■デフレの終焉を思わせる宅配の見直し:『小倉昌男の人生と経営』を参考に

 

1 宅配便の見直しは大変化の兆しか

ネットでの取引が増えたらどうなるか、10年以上前から宅配がポイントになると言われていました。私たちも勉強会で、宅配便業者とコンビニに焦点を当てて今後を展望していました。ついにヤマト運輸が配達の仕組みを見直します。大変化の兆しかもしれません。

宅急便を始めた小倉昌男に『小倉昌男の人生と経営』という本があります。「お客様との約束は必ず守る」という項目には[約束は、どんな困難な状況が訪れようとも全力を挙げてやり遂げなければならない]とあり、次の項目は「お客様に言い訳をしない」です。

実際に成果を上げて宅急便は成功しました。[何でも運ぶのではなく、小さな荷物、小規模な運送にしぼり込む]という[シンプルな経営形態をとること]で成功したのです。しかし取扱いが増えるにつれ、荷物の仕分けとドライバーに負荷がかかっていました。

 

2 「ドライバー=サービス力」となる運輸業

運輸業の基本について、小倉は先の本で語っています。
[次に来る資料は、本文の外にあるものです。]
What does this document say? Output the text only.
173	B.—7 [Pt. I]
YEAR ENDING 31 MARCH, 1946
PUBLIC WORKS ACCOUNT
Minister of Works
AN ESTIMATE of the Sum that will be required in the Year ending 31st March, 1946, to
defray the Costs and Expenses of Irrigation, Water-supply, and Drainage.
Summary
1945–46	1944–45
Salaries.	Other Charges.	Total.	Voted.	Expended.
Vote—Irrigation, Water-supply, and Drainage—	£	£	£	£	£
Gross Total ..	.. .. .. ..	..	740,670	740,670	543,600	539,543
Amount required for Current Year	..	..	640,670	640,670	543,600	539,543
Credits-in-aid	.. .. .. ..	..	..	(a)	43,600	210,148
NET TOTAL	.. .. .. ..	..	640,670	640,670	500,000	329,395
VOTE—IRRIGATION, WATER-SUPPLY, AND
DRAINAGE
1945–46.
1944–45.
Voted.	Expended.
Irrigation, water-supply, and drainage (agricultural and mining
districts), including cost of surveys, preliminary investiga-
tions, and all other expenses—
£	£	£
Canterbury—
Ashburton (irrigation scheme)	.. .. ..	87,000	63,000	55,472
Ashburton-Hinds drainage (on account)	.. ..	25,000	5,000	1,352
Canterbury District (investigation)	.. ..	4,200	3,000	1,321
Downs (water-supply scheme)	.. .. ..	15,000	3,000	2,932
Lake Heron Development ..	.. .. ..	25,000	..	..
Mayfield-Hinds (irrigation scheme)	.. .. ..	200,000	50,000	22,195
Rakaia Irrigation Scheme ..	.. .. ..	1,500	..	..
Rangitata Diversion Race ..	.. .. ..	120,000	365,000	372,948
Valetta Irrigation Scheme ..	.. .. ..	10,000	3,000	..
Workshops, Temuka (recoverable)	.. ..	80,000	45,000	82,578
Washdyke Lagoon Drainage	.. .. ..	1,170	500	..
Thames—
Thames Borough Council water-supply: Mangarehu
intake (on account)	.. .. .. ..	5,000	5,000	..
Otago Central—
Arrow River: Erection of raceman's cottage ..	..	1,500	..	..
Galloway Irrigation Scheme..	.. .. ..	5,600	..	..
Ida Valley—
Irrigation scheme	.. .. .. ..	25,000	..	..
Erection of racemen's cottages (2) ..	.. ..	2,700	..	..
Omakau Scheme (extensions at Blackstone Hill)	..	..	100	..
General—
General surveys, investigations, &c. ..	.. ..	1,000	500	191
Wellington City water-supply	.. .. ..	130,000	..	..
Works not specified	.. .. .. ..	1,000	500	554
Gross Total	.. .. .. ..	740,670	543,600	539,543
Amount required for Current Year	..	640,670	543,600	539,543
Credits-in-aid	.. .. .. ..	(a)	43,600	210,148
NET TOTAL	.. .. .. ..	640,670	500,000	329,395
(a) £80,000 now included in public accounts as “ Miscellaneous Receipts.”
運輸業でも[トラック輸送でいえば、一台のトラックに積める荷物の量は決まっている。そのため保有するトラックの積載量の合計と、運転するドライバーの人数によって売り上げの上限が決まる]のです。

そうなると、当然のことですが、[「ドライバー=サービス力」であり、ドライバーとトラックを増やさなければ、売り上げを伸ばすことは出来ない]のです。したがって、[大事なのは、すべてのトラックを満載にする営業力]と考えることになります。

小倉は[ドライバーの立場からすれば、売り上げが上がるほど「仕事がたいへんになる」と考えてしまう]けれども、[しかしそれは、目先のことしか考えていないからである]と語っています。小倉の考えと現実との齟齬はどうして起こったのでしょうか。

 

3 デフレの終焉と小倉の長期的ビジョンの関係

扱う荷物の数が増えすぎて、ドライバーをはじめとした社員たちに負荷がかかるようになっています。そのため今回、宅配の方法が見直されることになりました。なぜ小倉は、負担が増えないと考えたのでしょうか。「ビジョンを示す」という項目で言います。

売り上げがどんどん上がれば、その地域のトラックの台数を増やすことが出来る。トラックが増えれば、一人のドライバーが担当するエリアが小さくなり、一日に運ぶ荷物の数は以前と同じだったとしても、集配にかかる労力は大幅に減る。そういう長期的ビジョンを、リーダーは部下にきちんと説明しなければならない。

実際のところ、リーダーが長期的なビジョンを説明することなどできなかったでしょう。小倉が前提としていたドライバーの確保がもはや簡単にいかなくなったのです。待遇を改善しなければ人は集まりません。デフレが終わる可能性を感じさせる出来事です。

すでに小倉は語っていました。[核家族化が進んだ現代においては、配達先の約半分は留守の可能性が高い][気づかないうちに、宅配便へのニーズが変化していた]。近所のコンビニに取り置いてもらうなど、新たな宅配の仕組みが必要になっているのです。